這一劍出手比蔣笑民更快,部位比蔣笑民更刁,落點比蔣笑民更準。寶玉若非昔日便已領教過這一劍的精妙,若非已有了警覺,此刻縱不致死在這一劍之下,也休想再站著往前走了。
劍光方自那人脅下飛出,寶玉身形已退開兩尺。他委實已盡全力,他也算準這一劍最多隻能觸及他衣衫,卻萬萬傷不著他皮肉,哪知劍光在他胸前半尺外便已停住了。
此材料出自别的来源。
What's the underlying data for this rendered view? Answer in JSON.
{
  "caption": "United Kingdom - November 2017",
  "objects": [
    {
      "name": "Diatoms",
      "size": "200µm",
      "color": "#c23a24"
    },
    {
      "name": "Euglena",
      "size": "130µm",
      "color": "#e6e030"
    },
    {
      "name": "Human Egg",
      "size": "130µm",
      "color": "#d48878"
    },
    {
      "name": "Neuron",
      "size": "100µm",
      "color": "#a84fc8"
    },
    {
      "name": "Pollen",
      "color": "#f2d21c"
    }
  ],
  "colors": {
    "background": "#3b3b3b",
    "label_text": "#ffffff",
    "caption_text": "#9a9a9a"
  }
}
這一劍出手雖比蔣笑民更快、更刁、更準,但劍下卻留了三分情意──劍下是否留情,寶玉自然是瞧得出的。他長長喘了口氣,道:「多謝。」
那人劍光緩緩垂下,緩緩道:「你是否早已見過這一招了?」
寶玉道:「是。」
那人冷冷道:「你若非早已見過這一招,此刻便難免傷在劍下。我要以此等殺手取你性命,你為何還要謝我?」
寶玉道:「劍下是否留情,方寶玉豈能不知?」
那人道:「縱然留情,但也足以取你之命。」
寶玉道:「但在下此刻卻還是活著的。」
那人默然半晌,縱聲笑道:「不錯,你現在還是活的。你見過這一招已有兩次,居然還能活著,世上能傷你的劍法,只怕已不多了。」
寶玉道:「不多?……是否也不少?」
那人笑聲突頓,冷冷道:「嗯,也不少,至少還有三種。」
寶玉道:「為何不令在下領教領教?」
那人道:「你著急什麼?」
突然將長劍向後一拋,寶玉不由得伸手接過。劍光一閃後,再瞧前面那人,卻已瞧不見了。
前面還是曲折詭秘的巖洞,這「白水宮」顯然整個都是在山腹之中,只有珠光,卻瞧不見陽光。
寶玉再也夢想不到,世上竟有人能在山腹之中建造起如此複雜、如此詭秘又如此博大的宮殿。
他木立半晌,喃喃笑道:「此人在‘白水宮’中究竟是何身份?他言語中既然對我那般關切,卻又為何要對我驟下殺手?他既已對我驟下殺手,卻為何又在劍下留情?他既已劍下留情,卻又為何還要在前路以另三種殺手劍法等著我?他既要再以殺手劍法傷我,卻又為何還要贈劍於我?」
這柄劍窄長、鋒利、輕巧,劍鋒、劍脊與劍鍔的配合,幾乎已鑄造得臻於完美無疵。
方寶玉一握住這柄劍,心裡就立刻生出極舒服的感覺,幾乎將肉體的飢餓、焦渴、疲憊全都忘記。
這感覺正如書法家觸及精美的紙箋筆硯,又如酒徒手裡有了一杯美酒時一樣。他空虛而彷徨的心靈立刻有了寄託,他確信自己可以將自己的生命與一切都交託給這柄劍,只有劍是最可靠的。
他靜靜地站在那裡,使自己的心靈與劍合而為一。他心裡的渣滓已沉澱,他的痛苦與疑慮已自劍尖濾出。
然後,他才敢往前走。
巖洞中奇詭的景象已全不在他眼裡。
只因他的眼中只有劍,心中也只有劍。
突然,四下又變得墳墓般黑暗。
但他的腳步卻未停,她的手也不必再去摸索,只因他的心靈已透過劍尖產生了一種奇異的觸覺。
他已可以劍代目。
沉靜,死一般的沉靜。
突然間,黑暗中逼來一股殺氣!
方寶玉全身毛骨俱都為之悚然。
四下仍是墳墓般的黑暗,死一般的沉寂,看來全無絲毫變化,但這股殺氣卻浪濤般一層層捲了過來。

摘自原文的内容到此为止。